最高裁が示した「労働時間」の定義
次に労働とボランティアの境界線についてです。当然ですが、労働に対しては賃金が支払われますし、ボランティアに対しては何も支給されないのが一般的です。ただ、両者の区別は明確とはいえません。
例えば、会社の始業時間よりも前に、会社の前の路上やその周辺などの掃除を行っている会社もあります。これを、従業員の善意による美化ボランティアとするか、事実上の業務命令という労働と捉えるかは、判断が分かれます。

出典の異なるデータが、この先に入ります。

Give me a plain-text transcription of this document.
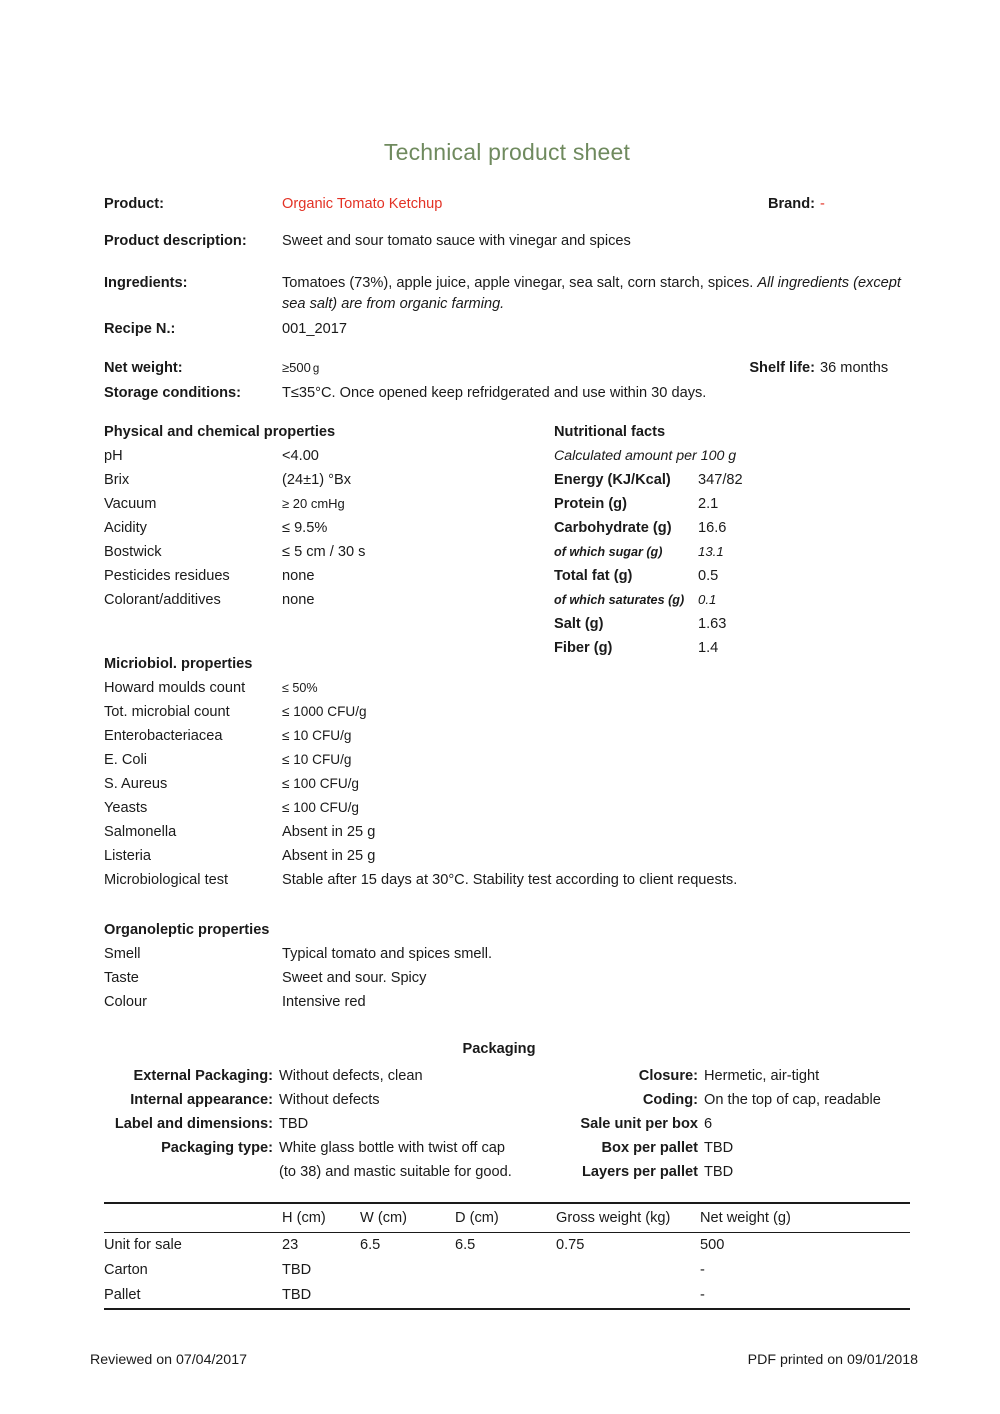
Technical product sheet
Product:	Organic Tomato Ketchup	Brand: -
Product description:	Sweet and sour tomato sauce with vinegar and spices
Ingredients:	Tomatoes (73%), apple juice, apple vinegar, sea salt, corn starch, spices. All ingredients (except sea salt) are from organic farming.
Recipe N.:	001_2017
Net weight:	≥500 g	Shelf life: 36 months
Storage conditions:	T≤35°C. Once opened keep refridgerated and use within 30 days.
Physical and chemical properties
pH	<4.00
Brix	(24±1) °Bx
Vacuum	≥ 20 cmHg
Acidity	≤ 9.5%
Bostwick	≤ 5 cm / 30 s
Pesticides residues	none
Colorant/additives	none
Nutritional facts
Calculated amount per 100 g
Energy (KJ/Kcal)	347/82
Protein (g)	2.1
Carbohydrate (g)	16.6
of which sugar (g)	13.1
Total fat (g)	0.5
of which saturates (g)	0.1
Salt (g)	1.63
Fiber (g)	1.4
Micriobiol. properties
Howard moulds count	≤ 50%
Tot. microbial count	≤ 1000 CFU/g
Enterobacteriacea	≤ 10 CFU/g
E. Coli	≤ 10 CFU/g
S. Aureus	≤ 100 CFU/g
Yeasts	≤ 100 CFU/g
Salmonella	Absent in 25 g
Listeria	Absent in 25 g
Microbiological test	Stable after 15 days at 30°C. Stability test according to client requests.
Organoleptic properties
Smell	Typical tomato and spices smell.
Taste	Sweet and sour. Spicy
Colour	Intensive red
Packaging
External Packaging: Without defects, clean
Internal appearance: Without defects
Label and dimensions: TBD
Packaging type: White glass bottle with twist off cap
(to 38) and mastic suitable for good.
Closure: Hermetic, air-tight
Coding: On the top of cap, readable
Sale unit per box 6
Box per pallet TBD
Layers per pallet TBD
	H (cm)	W (cm)	D (cm)	Gross weight (kg)	Net weight (g)
Unit for sale	23	6.5	6.5	0.75	500
Carton	TBD				-
Pallet	TBD				-
Reviewed on 07/04/2017	PDF printed on 09/01/2018
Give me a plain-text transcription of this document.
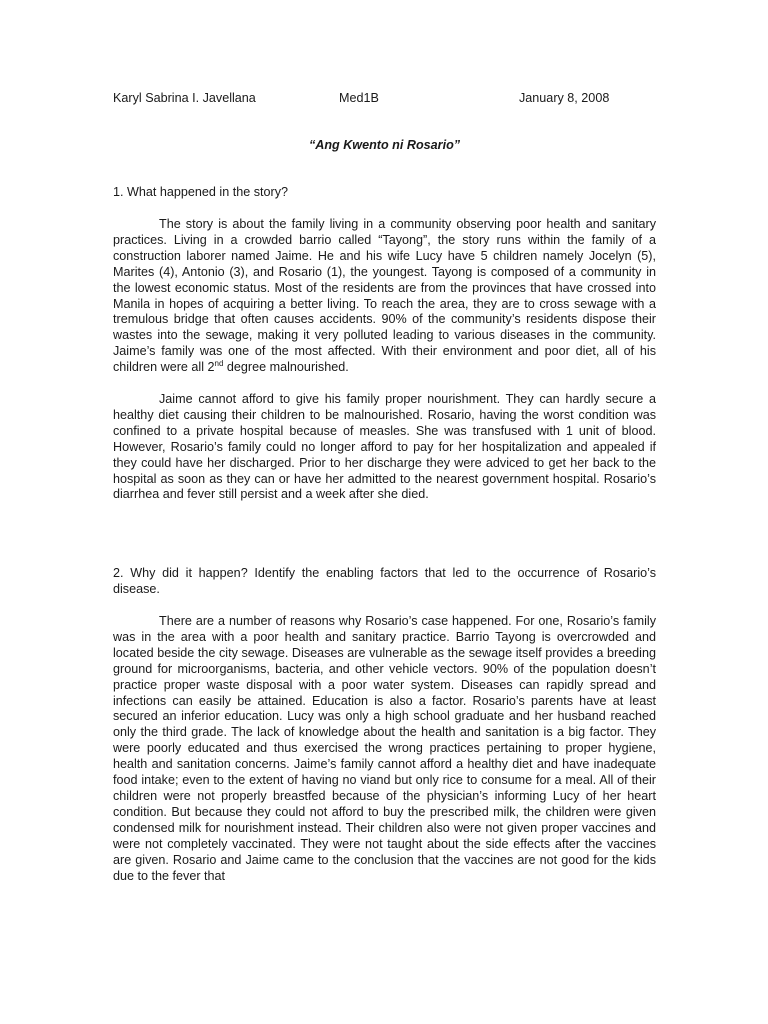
Karyl Sabrina I. Javellana	Med1B	January 8, 2008
“Ang Kwento ni Rosario”

1. What happened in the story?

The story is about the family living in a community observing poor health and sanitary practices. Living in a crowded barrio called “Tayong”, the story runs within the family of a construction laborer named Jaime. He and his wife Lucy have 5 children namely Jocelyn (5), Marites (4), Antonio (3), and Rosario (1), the youngest. Tayong is composed of a community in the lowest economic status. Most of the residents are from the provinces that have crossed into Manila in hopes of acquiring a better living. To reach the area, they are to cross sewage with a tremulous bridge that often causes accidents. 90% of the community’s residents dispose their wastes into the sewage, making it very polluted leading to various diseases in the community. Jaime’s family was one of the most affected. With their environment and poor diet, all of his children were all 2nd degree malnourished.

Jaime cannot afford to give his family proper nourishment. They can hardly secure a healthy diet causing their children to be malnourished. Rosario, having the worst condition was confined to a private hospital because of measles. She was transfused with 1 unit of blood. However, Rosario’s family could no longer afford to pay for her hospitalization and appealed if they could have her discharged. Prior to her discharge they were adviced to get her back to the hospital as soon as they can or have her admitted to the nearest government hospital. Rosario’s diarrhea and fever still persist and a week after she died.

2. Why did it happen? Identify the enabling factors that led to the occurrence of Rosario’s disease.

There are a number of reasons why Rosario’s case happened. For one, Rosario’s family was in the area with a poor health and sanitary practice. Barrio Tayong is overcrowded and located beside the city sewage. Diseases are vulnerable as the sewage itself provides a breeding ground for microorganisms, bacteria, and other vehicle vectors. 90% of the population doesn’t practice proper waste disposal with a poor water system. Diseases can rapidly spread and infections can easily be attained. Education is also a factor. Rosario’s parents have at least secured an inferior education. Lucy was only a high school graduate and her husband reached only the third grade. The lack of knowledge about the health and sanitation is a big factor. They were poorly educated and thus exercised the wrong practices pertaining to proper hygiene, health and sanitation concerns. Jaime’s family cannot afford a healthy diet and have inadequate food intake; even to the extent of having no viand but only rice to consume for a meal. All of their children were not properly breastfed because of the physician’s informing Lucy of her heart condition. But because they could not afford to buy the prescribed milk, the children were given condensed milk for nourishment instead. Their children also were not given proper vaccines and were not completely vaccinated. They were not taught about the side effects after the vaccines are given. Rosario and Jaime came to the conclusion that the vaccines are not good for the kids due to the fever that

判例としては、三菱重工業長崎造船所事件(最一小平成12年3月9日判決)では、労働時間を、「労働者が指揮命令下に置かれている時間」と定義し、「労働時間に該当するか否かは、労働者の行為が使用者の指揮命令下に置かれたものと評価することができるか否かにより客観的に定まるものであって、労働契約・就業規則・労働協約等の定めのいかんにより決定されるべきものではないと解するのが相当である」としています。
「強制や不利益がなければ時間外労働にはならない」
またこの判決では、「労働者が就業を命じられた業務の準備行為等を事業所内において行うことを使用者から義務付けられ、またはこれを余儀なくされたときは、(中略)当該行為は、特段の事情のない限り、使用者の指揮命令下に置かれたものと評価することができ、当該行為に要した時間は、それが社会通念上必要と認められるものである限り、労働基準法の労働時間に該当すると解される」としています。
これに加えて、行政通達でも「労働者が使用者の実施する教育に参加することについて、就業規則上の制裁などの不利益取り扱いによる出席の強制がなく、自由参加のものであれば、時間外労働にはならない」(昭和26年1月20日付基収第2875号、平成11年3月31日基発第168号)とされています。